Fiscal third quarter earnings results issued late yesterday by Memphis-based freight transportation and logistics services bellwether FedEx came up short compared to initial expectations.
While revenue, at $17 billion, was up 3% annually, net income, at $739 million, was below the $2.07 billion for the same quarter a year ago but below Wall Street expectations of $17.67 billion. Earnings per share, at $3.03, were below Wall Street expectations of $3.11. The company said that these results were adjusted to exclude TNT Express integration expenses and business realignment costs, as well as the benefit of an estimated $1.15 billion in its U.S. net deferred tax liability due to the lower statutory rate enacted as part of the Tax Cut and Jobs Act.
“Our third quarter financial results were below our expectations and we are focused on initiatives to improve our performance,” said Frederick W. Smith, FedEx Corp. chairman and chief executive officer, in a statement. “Our investments in innovation, network infrastructure and automation will increase our competitiveness and drive long-term earnings growth.

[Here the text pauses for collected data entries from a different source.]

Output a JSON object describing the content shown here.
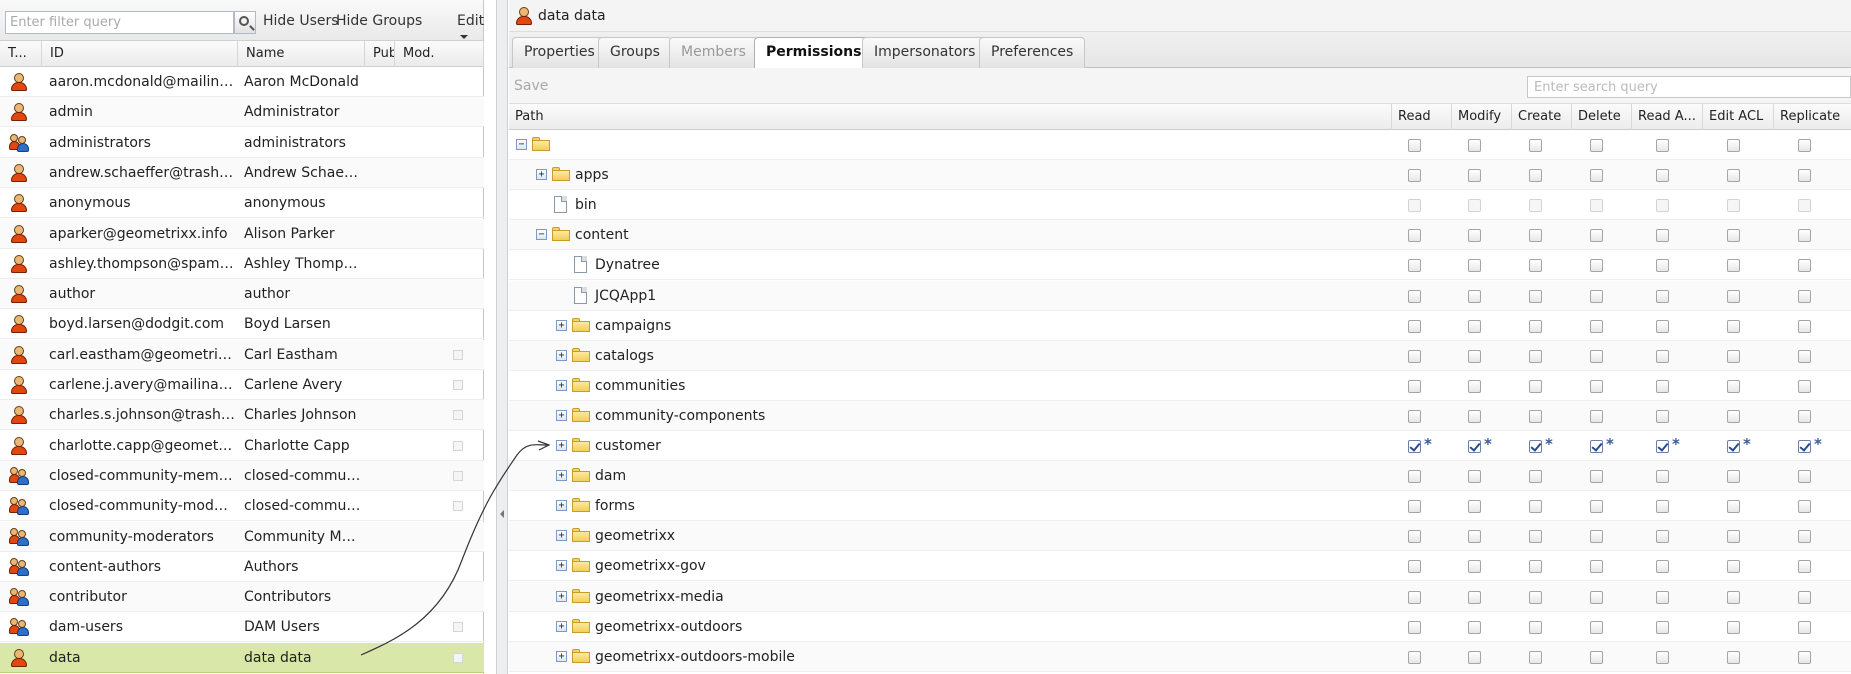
{
  "left": {
    "filter_placeholder": "Enter filter query",
    "hide_users": "Hide Users",
    "hide_groups": "Hide Groups",
    "edit": "Edit",
    "columns": [
      "T...",
      "ID",
      "Name",
      "Pub.",
      "Mod."
    ],
    "rows": [
      {
        "type": "user",
        "id": "aaron.mcdonald@mailinator...",
        "name": "Aaron McDonald",
        "mod": false
      },
      {
        "type": "user",
        "id": "admin",
        "name": "Administrator",
        "mod": false
      },
      {
        "type": "group",
        "id": "administrators",
        "name": "administrators",
        "mod": false
      },
      {
        "type": "user",
        "id": "andrew.schaeffer@trashym...",
        "name": "Andrew Schaeffer",
        "mod": false
      },
      {
        "type": "user",
        "id": "anonymous",
        "name": "anonymous",
        "mod": false
      },
      {
        "type": "user",
        "id": "aparker@geometrixx.info",
        "name": "Alison Parker",
        "mod": false
      },
      {
        "type": "user",
        "id": "ashley.thompson@spambo...",
        "name": "Ashley Thompson",
        "mod": false
      },
      {
        "type": "user",
        "id": "author",
        "name": "author",
        "mod": false
      },
      {
        "type": "user",
        "id": "boyd.larsen@dodgit.com",
        "name": "Boyd Larsen",
        "mod": false
      },
      {
        "type": "user",
        "id": "carl.eastham@geometrixx-...",
        "name": "Carl Eastham",
        "mod": true
      },
      {
        "type": "user",
        "id": "carlene.j.avery@mailinator....",
        "name": "Carlene Avery",
        "mod": true
      },
      {
        "type": "user",
        "id": "charles.s.johnson@trashym...",
        "name": "Charles Johnson",
        "mod": true
      },
      {
        "type": "user",
        "id": "charlotte.capp@geometrixx...",
        "name": "Charlotte Capp",
        "mod": true
      },
      {
        "type": "group",
        "id": "closed-community-members",
        "name": "closed-communit...",
        "mod": true
      },
      {
        "type": "group",
        "id": "closed-community-moderat...",
        "name": "closed-communit...",
        "mod": true
      },
      {
        "type": "group",
        "id": "community-moderators",
        "name": "Community Mod...",
        "mod": false
      },
      {
        "type": "group",
        "id": "content-authors",
        "name": "Authors",
        "mod": false
      },
      {
        "type": "group",
        "id": "contributor",
        "name": "Contributors",
        "mod": false
      },
      {
        "type": "group",
        "id": "dam-users",
        "name": "DAM Users",
        "mod": true
      },
      {
        "type": "user",
        "id": "data",
        "name": "data data",
        "mod": true,
        "selected": true
      }
    ]
  },
  "right": {
    "title": "data data",
    "tabs": [
      {
        "label": "Properties",
        "state": "normal"
      },
      {
        "label": "Groups",
        "state": "normal"
      },
      {
        "label": "Members",
        "state": "disabled"
      },
      {
        "label": "Permissions",
        "state": "active"
      },
      {
        "label": "Impersonators",
        "state": "normal"
      },
      {
        "label": "Preferences",
        "state": "normal"
      }
    ],
    "save": "Save",
    "search_placeholder": "Enter search query",
    "columns": {
      "path": "Path",
      "perms": [
        "Read",
        "Modify",
        "Create",
        "Delete",
        "Read A...",
        "Edit ACL",
        "Replicate"
      ]
    },
    "tree": [
      {
        "label": "",
        "depth": 0,
        "kind": "folder",
        "expander": "minus",
        "checks": "off"
      },
      {
        "label": "apps",
        "depth": 1,
        "kind": "folder",
        "expander": "plus",
        "checks": "off"
      },
      {
        "label": "bin",
        "depth": 1,
        "kind": "file",
        "expander": "none",
        "checks": "disabled"
      },
      {
        "label": "content",
        "depth": 1,
        "kind": "folder",
        "expander": "minus",
        "checks": "off"
      },
      {
        "label": "Dynatree",
        "depth": 2,
        "kind": "file",
        "expander": "none",
        "checks": "off"
      },
      {
        "label": "JCQApp1",
        "depth": 2,
        "kind": "file",
        "expander": "none",
        "checks": "off"
      },
      {
        "label": "campaigns",
        "depth": 2,
        "kind": "folder",
        "expander": "plus",
        "checks": "off"
      },
      {
        "label": "catalogs",
        "depth": 2,
        "kind": "folder",
        "expander": "plus",
        "checks": "off"
      },
      {
        "label": "communities",
        "depth": 2,
        "kind": "folder",
        "expander": "plus",
        "checks": "off"
      },
      {
        "label": "community-components",
        "depth": 2,
        "kind": "folder",
        "expander": "plus",
        "checks": "off"
      },
      {
        "label": "customer",
        "depth": 2,
        "kind": "folder",
        "expander": "plus",
        "checks": "on"
      },
      {
        "label": "dam",
        "depth": 2,
        "kind": "folder",
        "expander": "plus",
        "checks": "off"
      },
      {
        "label": "forms",
        "depth": 2,
        "kind": "folder",
        "expander": "plus",
        "checks": "off"
      },
      {
        "label": "geometrixx",
        "depth": 2,
        "kind": "folder",
        "expander": "plus",
        "checks": "off"
      },
      {
        "label": "geometrixx-gov",
        "depth": 2,
        "kind": "folder",
        "expander": "plus",
        "checks": "off"
      },
      {
        "label": "geometrixx-media",
        "depth": 2,
        "kind": "folder",
        "expander": "plus",
        "checks": "off"
      },
      {
        "label": "geometrixx-outdoors",
        "depth": 2,
        "kind": "folder",
        "expander": "plus",
        "checks": "off"
      },
      {
        "label": "geometrixx-outdoors-mobile",
        "depth": 2,
        "kind": "folder",
        "expander": "plus",
        "checks": "off"
      }
    ],
    "modified_marker": "*"
  },
  "colors": {
    "selected_row": "#d9e8a8",
    "check": "#2a4a8c"
  }
}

FedEx built and operates the preeminent global parcel and logistics network, and we have a lengthy track record of success.”
A major reason for the earnings miss was attributed to a continuation of slowing international macroeconomic conditions and weaker global trade growth trends, explained Alan Graf, FedEx EVP and CEO, on the company’s earnings call yesterday.
“Asia volume weakness, which we experienced during peak season, deepened post Chinese New Year,” said Graf. “Reflecting these macro challenges, FedEx Express international revenues declined year-over-year in the third quarter. U.S. volume growth continued to benefit from the expansion of our e-commerce solutions but yields were pressured by this expansion, lower weight per shipment and service mix changes.”
Fiscal third quarter revenue for FedEx Express, at $9.005 billion, was down 6.2% annually, and FedEx Ground revenue, at $5.261 billion, was up 8.3%. FedEx Freight revenue, at $1.75 billion, was up 7.9%.
Average daily package volume for the quarter, at 6.284 million, rose 2.1% annually, while total composite yield per package, at $18.01, was off 2.5%.
“The biggest understatement on the post earnings announcement investors call was ‘hey, we had a bad quarter,’” said Jerry Hempstead, president of Hempstead Consulting. “Although the senior FedEx executives tried their best to paint a rosy picture for the future, they lowered earnings guidance again and pushed out when investors might see significant earnings improvement from all the money FedEx is spending.”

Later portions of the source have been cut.